Objective Due to long lag time between infection/cancer diagnoses human papillomavirus (HPV) vaccination programs will deliver vaccine efficacy (VE) estimates against cancer end-points late. Cancer registry follow-up of population-based, randomised trial cohorts of vaccinated and unvaccinated women was undertaken for the estimation of VE against cervical intraepithelial neoplasia grade three and invasive cancer (CIN3+).

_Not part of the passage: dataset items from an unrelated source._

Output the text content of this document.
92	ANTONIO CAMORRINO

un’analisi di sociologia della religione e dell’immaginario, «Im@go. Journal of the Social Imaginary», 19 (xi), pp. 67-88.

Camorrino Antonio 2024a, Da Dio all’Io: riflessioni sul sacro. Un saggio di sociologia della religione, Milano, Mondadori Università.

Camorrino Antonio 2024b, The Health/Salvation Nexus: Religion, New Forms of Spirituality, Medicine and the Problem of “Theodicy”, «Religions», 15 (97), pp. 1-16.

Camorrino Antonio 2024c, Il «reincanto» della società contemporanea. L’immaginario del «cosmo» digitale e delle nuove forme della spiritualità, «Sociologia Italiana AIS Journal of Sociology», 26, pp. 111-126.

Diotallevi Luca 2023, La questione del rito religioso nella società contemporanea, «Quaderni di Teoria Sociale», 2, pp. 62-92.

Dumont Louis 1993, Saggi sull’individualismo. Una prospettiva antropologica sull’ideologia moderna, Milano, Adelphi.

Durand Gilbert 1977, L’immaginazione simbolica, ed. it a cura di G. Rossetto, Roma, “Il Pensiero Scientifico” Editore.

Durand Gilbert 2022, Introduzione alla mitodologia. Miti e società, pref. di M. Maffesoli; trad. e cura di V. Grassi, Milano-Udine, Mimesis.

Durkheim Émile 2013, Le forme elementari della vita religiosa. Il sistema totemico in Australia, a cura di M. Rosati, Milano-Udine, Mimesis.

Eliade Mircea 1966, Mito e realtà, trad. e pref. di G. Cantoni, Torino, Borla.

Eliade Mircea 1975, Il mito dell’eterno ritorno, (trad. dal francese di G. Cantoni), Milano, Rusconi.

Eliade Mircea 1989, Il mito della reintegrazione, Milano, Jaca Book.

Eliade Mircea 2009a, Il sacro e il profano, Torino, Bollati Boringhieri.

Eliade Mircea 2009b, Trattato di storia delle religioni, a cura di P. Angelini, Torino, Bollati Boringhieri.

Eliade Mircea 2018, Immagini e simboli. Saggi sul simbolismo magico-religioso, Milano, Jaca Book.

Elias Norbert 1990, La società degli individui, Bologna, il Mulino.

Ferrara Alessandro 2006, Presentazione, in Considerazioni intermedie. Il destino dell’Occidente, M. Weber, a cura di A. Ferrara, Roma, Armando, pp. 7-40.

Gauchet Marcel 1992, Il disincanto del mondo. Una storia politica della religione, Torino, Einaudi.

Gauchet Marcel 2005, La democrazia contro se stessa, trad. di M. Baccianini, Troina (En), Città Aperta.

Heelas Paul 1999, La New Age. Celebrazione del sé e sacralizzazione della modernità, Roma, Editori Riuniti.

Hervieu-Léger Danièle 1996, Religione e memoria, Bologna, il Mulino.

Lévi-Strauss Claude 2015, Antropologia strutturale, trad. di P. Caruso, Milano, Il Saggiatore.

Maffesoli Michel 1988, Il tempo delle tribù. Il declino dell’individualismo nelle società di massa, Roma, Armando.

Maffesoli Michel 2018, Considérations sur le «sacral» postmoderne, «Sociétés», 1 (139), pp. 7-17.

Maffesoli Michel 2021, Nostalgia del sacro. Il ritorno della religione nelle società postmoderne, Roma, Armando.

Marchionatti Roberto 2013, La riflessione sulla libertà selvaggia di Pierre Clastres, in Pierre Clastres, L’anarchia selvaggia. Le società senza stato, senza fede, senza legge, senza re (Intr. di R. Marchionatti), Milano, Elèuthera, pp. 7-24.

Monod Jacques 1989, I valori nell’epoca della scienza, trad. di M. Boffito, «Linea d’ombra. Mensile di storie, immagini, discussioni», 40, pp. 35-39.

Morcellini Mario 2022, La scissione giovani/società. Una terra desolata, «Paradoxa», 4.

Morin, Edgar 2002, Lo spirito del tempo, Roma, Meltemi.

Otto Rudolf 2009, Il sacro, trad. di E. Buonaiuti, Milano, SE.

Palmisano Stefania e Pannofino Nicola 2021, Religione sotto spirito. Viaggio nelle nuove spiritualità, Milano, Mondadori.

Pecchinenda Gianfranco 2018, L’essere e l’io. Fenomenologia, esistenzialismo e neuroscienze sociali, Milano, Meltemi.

Methods We report interim results with 98 561 person years of Finnish Cancer Registry -based follow-up of individually and/or cluster randomised cohorts of HPV-16/18 vaccinated and unvaccinated adolescent women enrolled in June 2003/2005, and between May 2004 and April 2005, respectively. The cohorts comprised 15 627 18- to 19-year-old unvaccinated women (NCT01393470), and 2 401 and 64 16- to 17-year-old HPV-16/18 vaccinated women participating the PATRICIA (NCT00122681) and HPV-012 (NCT00169494) trials, respectively. The age-aligned passive follow-up started 6 months after the clinical trials’ end.
Results During the follow-up of 4.5 to 10 years post enrolment we identified 75 cases of cervical intraepithelial neoplasia grade 3 (CIN3) and 4 cases of invasive cervical cancer (ICC) in the unvaccinated cohort, and 4 CIN3 cases in the HPV-16/18 vaccinated women. Diagnostic blocks were available for HPV typing from 87% of the cases. CIN3+ lesions were detectable in 54 cases. HPV16 was found in 26 of 50 unvaccinated CIN3+ cases, and in 3 CIN3+ cases in the HPV-16/18 vaccinated women. The latter were all baseline positive for cervical HPV16 DNA. Baseline data was not available for the unvaccinated women. Intention-to-treat VE against any CIN3+ was 66% (95% CI 8, 88).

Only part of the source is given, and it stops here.